Господин Мархель кинул на стол папку со сценарием и вышел, а голос его еще долго продолжал звучать в помещении: «Появление различных истолкований одних и тех же событий, а тем более появление информации о событиях, которые по каким-либо причинам произошли, хотя и не были предусмотрены сценарием, породит неуправляемую цепную реакцию расфокусировки точности знания о событиях, подорвет у населения доверие к официальным сообщениям, более того – к самой политике правительства! Разумеется, это произойдет не сразу, но пусть через двадцать, пусть через пятьдесят лет – ведь страшно представить себе, что будет, если сомнению подвергнутся хотя бы некоторые положения официальной истории!

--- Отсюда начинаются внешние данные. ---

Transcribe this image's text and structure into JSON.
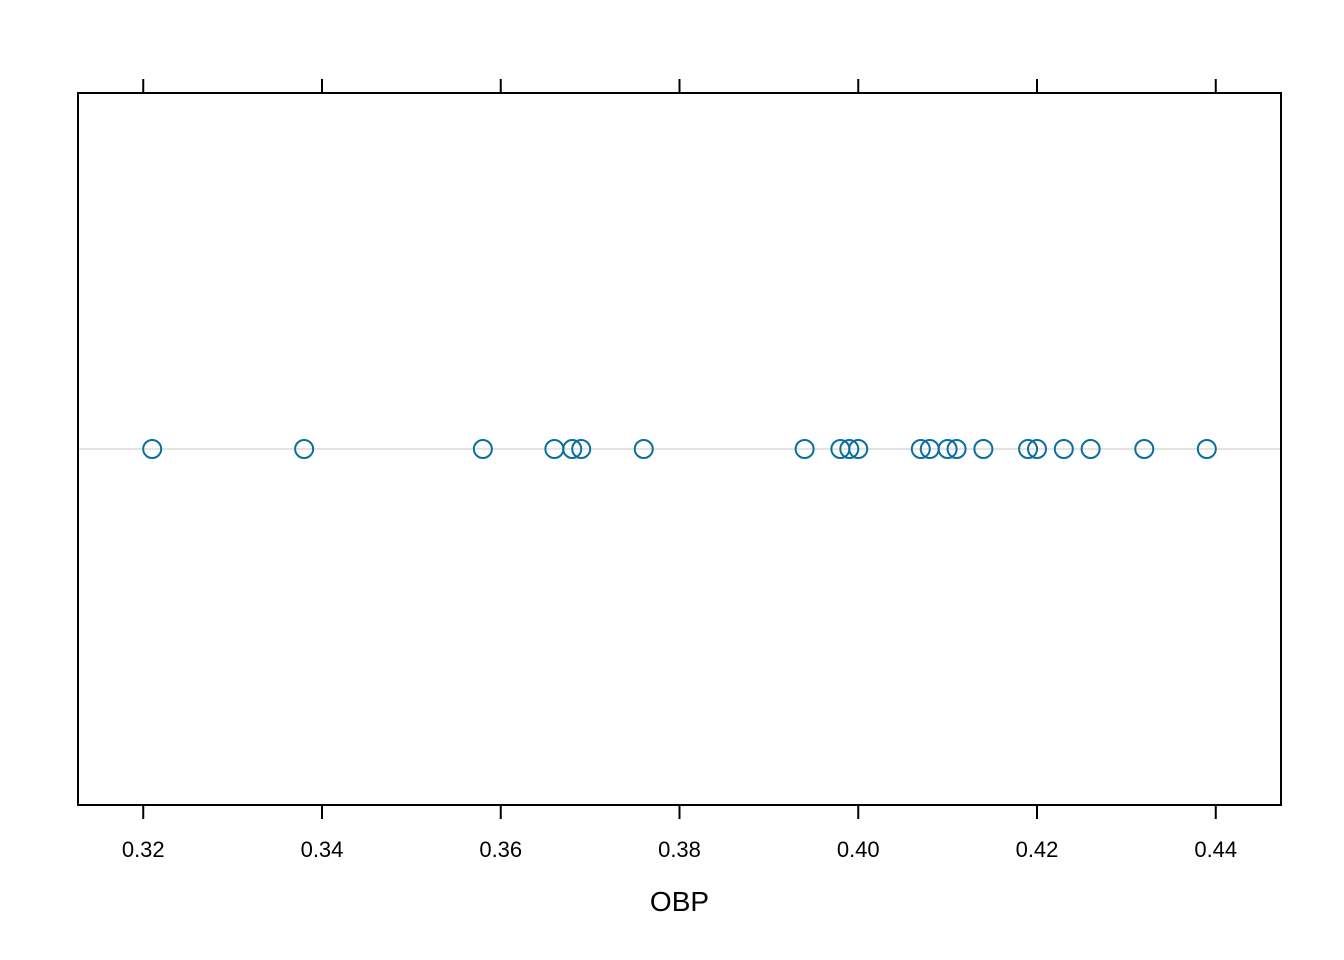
{
  "chart_data": {
    "type": "scatter",
    "title": "",
    "xlabel": "OBP",
    "ylabel": "",
    "xlim": [
      0.3127,
      0.4473
    ],
    "x_ticks": [
      "0.32",
      "0.34",
      "0.36",
      "0.38",
      "0.40",
      "0.42",
      "0.44"
    ],
    "x_tick_values": [
      0.32,
      0.34,
      0.36,
      0.38,
      0.4,
      0.42,
      0.44
    ],
    "x": [
      0.321,
      0.338,
      0.358,
      0.366,
      0.368,
      0.369,
      0.376,
      0.394,
      0.398,
      0.399,
      0.4,
      0.407,
      0.408,
      0.41,
      0.411,
      0.414,
      0.419,
      0.42,
      0.423,
      0.426,
      0.432,
      0.439
    ],
    "reference_line": true,
    "grid": false,
    "colors": {
      "point": "#0a6fa0",
      "reference_line": "#e3e3e3",
      "frame": "#000000"
    }
  }
}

Нас ведь могут заподозрить даже в намеренной лжи! Более того – ведь если отдельные моменты истории вызывают сомнения – то можно ли доверять всей истории? Поэтому следует прикладывать неослабевающие усилия, дабы предопределить невозможность появления и сохранения подобной информации…»

Изменения в сценарий были внесены значительные. Во-первых, следовало снять прибытие киногруппы – той, со студии. Во-вторых, офицер контрразведки, которого играл сам господин Мархель, получал данные о том, что это не настоящая киногруппа, настоящую вырезали ночью во время ночевки в гостинице в том самом городке по дороге сюда. Офицер производил арест лжекиношников и завербованных ими офицеров-саперов, но оказывалось, что три диверсанта успели скрыться и начать осуществлять свой злодейский замысел. Офицер в одиночку бросался в погоню и осуществлял ликвидацию диверсантов посредством гранаты. Тем не менее предотвратить взрыв электростанции он не успевал, электростанция взрывалась и пылала, и офицер, бессильно сжимая пистолет в руке, стоял на фоне зарева и клялся быть беспощадным ко всем на свете врагам Императора.

Дальше шел суд над диверсантами – теми, кого удалось схватить – и саперами-предателями. С диверсантами все было ясно: это были специально подготовленные, хорошо тренированные и обученные враги, солдаты пусть не самой почетной, но нормальной военной специальности. Труднее было понять психологию предателей. Ведь они шли на смертельный риск – зачем? Что двигало ими? Неужто только страсть к наживе? А если нет – то что же? В этом и предстояло разобраться.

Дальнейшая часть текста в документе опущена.